Leslie Felperin 

Prophecy review – mesmerising portrait of painter Peter Howson

This fascinating documentary observes Howson creating a large orgiastic scene while talking about how he banished the demons in his life
  
  

Giddy clutter and carnival … Peter Howson at work
Giddy clutter and carnival … Peter Howson at work Photograph: PR

The work of Glaswegian figurative painter Peter Howson, who first rose to prominence in the 80s and early 90s, tends to be crowded with brawny, thick-limbed figures who are often clustered tightly together in large, dynamic compositions. Drawn to depictions of hedonism and working-class culture in his early days, then to disturbing war scenes when he was appointed Britain’s official war artist for Bosnia in 1993, and now religious subjects since he became sober and embraced Christianity, Howson has a many-layered imagination, embracing multiple strata of art history and frames of visual reference.

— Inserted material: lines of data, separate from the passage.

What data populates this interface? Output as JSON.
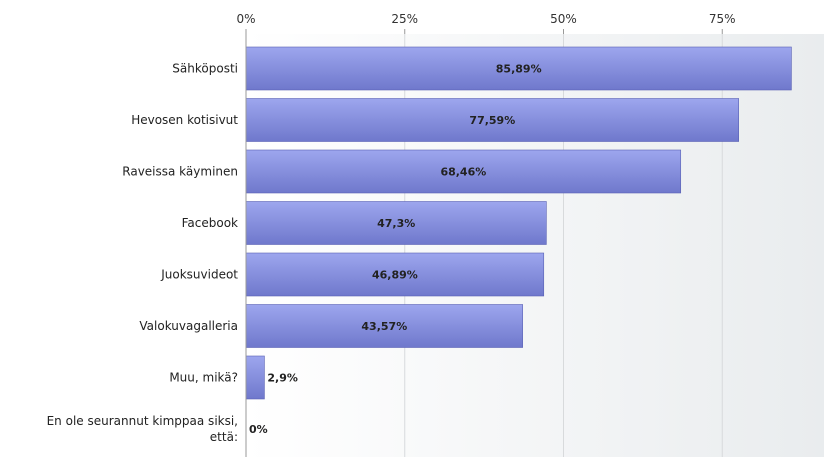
{
  "chart_data": {
    "type": "bar",
    "orientation": "horizontal",
    "title": "",
    "xlabel": "",
    "ylabel": "",
    "xlim": [
      0,
      100
    ],
    "ticks": [
      "0%",
      "25%",
      "50%",
      "75%"
    ],
    "tick_values": [
      0,
      25,
      50,
      75
    ],
    "grid": true,
    "categories": [
      [
        "Sähköposti"
      ],
      [
        "Hevosen kotisivut"
      ],
      [
        "Raveissa käyminen"
      ],
      [
        "Facebook"
      ],
      [
        "Juoksuvideot"
      ],
      [
        "Valokuvagalleria"
      ],
      [
        "Muu, mikä?"
      ],
      [
        "En ole seurannut kimppaa siksi,",
        "että:"
      ]
    ],
    "values": [
      85.89,
      77.59,
      68.46,
      47.3,
      46.89,
      43.57,
      2.9,
      0
    ],
    "value_labels": [
      "85,89%",
      "77,59%",
      "68,46%",
      "47,3%",
      "46,89%",
      "43,57%",
      "2,9%",
      "0%"
    ],
    "colors": {
      "bar_top": "#9da6ee",
      "bar_bottom": "#6f78cc",
      "bar_edge": "#5a62b4",
      "plot_bg_left": "#ffffff",
      "plot_bg_right": "#e9ecee",
      "grid": "#d8dadc",
      "axis": "#999999"
    }
  }
}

Even his working process, using oils, lays down paint over paint, redrawing and reworking the figures with expressive strokes and shifting light schemes.

That intense process is revealed without fuss or pretension in Charlie Paul’s documentary, which observes Howson as he paints a large orgiastic canvas called Prophecy, featuring dozens of naked figures whirling around a central crucifixion image. There’s something pleasing about the way Paul strips the film-making back to essentials, embracing an aesthetic austerity that forms a harmonious contrast with the giddy clutter and carnival of Howson’s work.

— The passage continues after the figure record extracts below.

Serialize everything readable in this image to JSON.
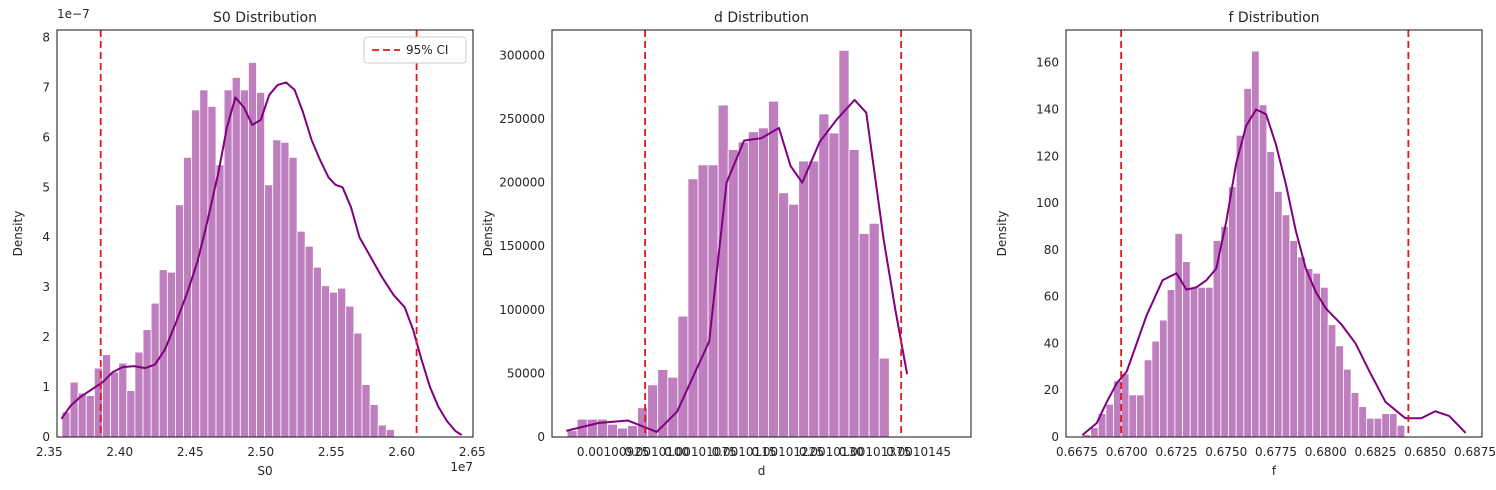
{
  "chart_data": [
    {
      "type": "bar",
      "title": "S0 Distribution",
      "xlabel": "S0",
      "ylabel": "Density",
      "x_offset_label": "1e7",
      "y_offset_label": "1e−7",
      "xlim": [
        2.3555,
        2.6505
      ],
      "ylim": [
        0,
        8.15
      ],
      "xticks": [
        2.35,
        2.4,
        2.45,
        2.5,
        2.55,
        2.6,
        2.65
      ],
      "xtick_labels": [
        "2.35",
        "2.40",
        "2.45",
        "2.50",
        "2.55",
        "2.60",
        "2.65"
      ],
      "yticks": [
        0,
        1,
        2,
        3,
        4,
        5,
        6,
        7,
        8
      ],
      "ytick_labels": [
        "0",
        "1",
        "2",
        "3",
        "4",
        "5",
        "6",
        "7",
        "8"
      ],
      "bin_start": 2.359,
      "bin_width": 0.00575,
      "values": [
        0.5,
        1.1,
        0.88,
        0.83,
        1.38,
        1.65,
        1.3,
        1.48,
        0.93,
        1.7,
        2.15,
        2.68,
        3.35,
        3.3,
        4.65,
        5.6,
        6.55,
        6.95,
        6.62,
        5.45,
        6.95,
        7.2,
        6.95,
        7.5,
        6.9,
        5.05,
        5.95,
        5.9,
        5.6,
        4.12,
        3.82,
        3.4,
        3.03,
        2.9,
        2.98,
        2.62,
        2.08,
        1.05,
        0.65,
        0.24,
        0.15
      ],
      "kde": [
        [
          2.359,
          0.38
        ],
        [
          2.365,
          0.62
        ],
        [
          2.372,
          0.8
        ],
        [
          2.38,
          0.95
        ],
        [
          2.388,
          1.1
        ],
        [
          2.395,
          1.3
        ],
        [
          2.402,
          1.4
        ],
        [
          2.41,
          1.42
        ],
        [
          2.418,
          1.38
        ],
        [
          2.425,
          1.45
        ],
        [
          2.432,
          1.75
        ],
        [
          2.44,
          2.3
        ],
        [
          2.448,
          2.9
        ],
        [
          2.455,
          3.5
        ],
        [
          2.462,
          4.3
        ],
        [
          2.47,
          5.3
        ],
        [
          2.476,
          6.2
        ],
        [
          2.482,
          6.8
        ],
        [
          2.488,
          6.6
        ],
        [
          2.494,
          6.25
        ],
        [
          2.5,
          6.35
        ],
        [
          2.506,
          6.85
        ],
        [
          2.512,
          7.05
        ],
        [
          2.518,
          7.1
        ],
        [
          2.524,
          6.95
        ],
        [
          2.53,
          6.5
        ],
        [
          2.536,
          5.95
        ],
        [
          2.542,
          5.55
        ],
        [
          2.548,
          5.2
        ],
        [
          2.553,
          5.05
        ],
        [
          2.558,
          5.0
        ],
        [
          2.564,
          4.6
        ],
        [
          2.57,
          4.0
        ],
        [
          2.578,
          3.6
        ],
        [
          2.586,
          3.2
        ],
        [
          2.594,
          2.85
        ],
        [
          2.602,
          2.6
        ],
        [
          2.608,
          2.15
        ],
        [
          2.614,
          1.55
        ],
        [
          2.62,
          1.0
        ],
        [
          2.626,
          0.6
        ],
        [
          2.632,
          0.32
        ],
        [
          2.638,
          0.12
        ],
        [
          2.642,
          0.05
        ]
      ],
      "ci_lines": [
        2.3865,
        2.6105
      ],
      "legend": [
        {
          "label": "95% CI",
          "color": "#e4161b",
          "style": "dashed"
        }
      ],
      "legend_position": "top-right",
      "grid": false
    },
    {
      "type": "bar",
      "title": "d Distribution",
      "xlabel": "d",
      "ylabel": "Density",
      "xlim": [
        0.0010082,
        0.0010154
      ],
      "ylim": [
        0,
        320000
      ],
      "xticks": [
        0.00100925,
        0.00101,
        0.00101075,
        0.0010115,
        0.00101225,
        0.001013,
        0.00101375,
        0.0010145
      ],
      "xtick_labels": [
        "0.00100925",
        "0.0010100",
        "0.00101075",
        "0.0010115",
        "0.00101225",
        "0.0010130",
        "0.00101375",
        "0.0010145"
      ],
      "xtick_label_line": "0.00100925 0.0010100.0010107 5 0.0010115 0.0010122 5 0.0010130 0.0010137 5 0.0010145",
      "xtick_label_text": "0.001009 0.001010 0.001011 0.001012 0.001013 0.001014 0.001015",
      "yticks": [
        0,
        50000,
        100000,
        150000,
        200000,
        250000,
        300000
      ],
      "ytick_labels": [
        "0",
        "50000",
        "100000",
        "150000",
        "200000",
        "250000",
        "300000"
      ],
      "bin_start": 0.00100846,
      "bin_width": 1.73e-07,
      "values": [
        5000,
        14000,
        14000,
        14000,
        10000,
        7000,
        9000,
        23000,
        41000,
        53000,
        47000,
        95000,
        203000,
        214000,
        214000,
        261000,
        226000,
        232000,
        240000,
        243000,
        264000,
        192000,
        183000,
        217000,
        217000,
        254000,
        239000,
        304000,
        226000,
        160000,
        168000,
        62000
      ],
      "kde": [
        [
          0.00100846,
          5000
        ],
        [
          0.001009,
          11000
        ],
        [
          0.0010095,
          13000
        ],
        [
          0.00101,
          4000
        ],
        [
          0.00101035,
          20000
        ],
        [
          0.0010106,
          45000
        ],
        [
          0.0010109,
          75000
        ],
        [
          0.0010112,
          200000
        ],
        [
          0.0010115,
          233000
        ],
        [
          0.0010118,
          235000
        ],
        [
          0.0010121,
          243000
        ],
        [
          0.0010123,
          213000
        ],
        [
          0.0010125,
          200000
        ],
        [
          0.0010128,
          232000
        ],
        [
          0.0010131,
          250000
        ],
        [
          0.0010134,
          265000
        ],
        [
          0.0010136,
          255000
        ],
        [
          0.0010139,
          155000
        ],
        [
          0.0010141,
          100000
        ],
        [
          0.0010143,
          50000
        ]
      ],
      "ci_lines": [
        0.0010098,
        0.0010142
      ],
      "grid": false
    },
    {
      "type": "bar",
      "title": "f Distribution",
      "xlabel": "f",
      "ylabel": "Density",
      "xlim": [
        0.66695,
        0.68785
      ],
      "ylim": [
        0,
        174
      ],
      "xticks": [
        0.6675,
        0.67,
        0.6725,
        0.675,
        0.6775,
        0.68,
        0.6825,
        0.685,
        0.6875
      ],
      "xtick_labels": [
        "0.6675",
        "0.6700",
        "0.6725",
        "0.6750",
        "0.6775",
        "0.6800",
        "0.6825",
        "0.6850",
        "0.6875"
      ],
      "yticks": [
        0,
        20,
        40,
        60,
        80,
        100,
        120,
        140,
        160
      ],
      "ytick_labels": [
        "0",
        "20",
        "40",
        "60",
        "80",
        "100",
        "120",
        "140",
        "160"
      ],
      "bin_start": 0.6678,
      "bin_width": 0.000385,
      "values": [
        1,
        4,
        10,
        14,
        24,
        27,
        18,
        18,
        33,
        41,
        50,
        63,
        87,
        75,
        64,
        64,
        64,
        84,
        90,
        107,
        129,
        149,
        165,
        142,
        122,
        105,
        95,
        84,
        77,
        72,
        70,
        64,
        48,
        39,
        29,
        19,
        13,
        8,
        8,
        10,
        10,
        5
      ],
      "kde": [
        [
          0.6678,
          1
        ],
        [
          0.6685,
          6
        ],
        [
          0.669,
          15
        ],
        [
          0.6695,
          23
        ],
        [
          0.67,
          28
        ],
        [
          0.6705,
          40
        ],
        [
          0.671,
          52
        ],
        [
          0.6718,
          67
        ],
        [
          0.6725,
          70
        ],
        [
          0.673,
          63
        ],
        [
          0.6735,
          64
        ],
        [
          0.674,
          67
        ],
        [
          0.6745,
          72
        ],
        [
          0.675,
          92
        ],
        [
          0.6755,
          117
        ],
        [
          0.676,
          133
        ],
        [
          0.6765,
          140
        ],
        [
          0.677,
          138
        ],
        [
          0.6775,
          125
        ],
        [
          0.678,
          108
        ],
        [
          0.6785,
          88
        ],
        [
          0.679,
          72
        ],
        [
          0.6795,
          62
        ],
        [
          0.68,
          55
        ],
        [
          0.6808,
          48
        ],
        [
          0.6815,
          40
        ],
        [
          0.6822,
          28
        ],
        [
          0.683,
          15
        ],
        [
          0.684,
          8
        ],
        [
          0.6848,
          8
        ],
        [
          0.6855,
          11
        ],
        [
          0.6862,
          9
        ],
        [
          0.687,
          2
        ]
      ],
      "ci_lines": [
        0.66972,
        0.68415
      ],
      "grid": false
    }
  ],
  "colors": {
    "bar_fill": "#bf7fbf",
    "bar_edge": "#ffffff",
    "kde_line": "#800080",
    "ci_line": "#e4161b",
    "axes_edge": "#262626",
    "text": "#262626"
  }
}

As viewers, we get to just sit and watch as this imposing figure applies paint and talks in a mellifluous brogue about his own work, that of great artists who have shaped him, his daughter Lucie (featured both in the film and in Prophecy the painting itself), his substance-abuse demons, his own Asperger’s, mermaids, light, shadows, the lot.

And then the painting is packed up, shipped to the Flowers Gallery in New York, where it is bought and taken to London to be part of a private collection – perhaps somewhat to Howson’s chagrin. Throughout, Paul inserts stop-motion footage that allows us to see how the painting evolves and changes over its construction, with characters moving position, changing appearance, disappearing and reappearing in mesmerising fashion. A fascinating watch for anyone interested in modern art.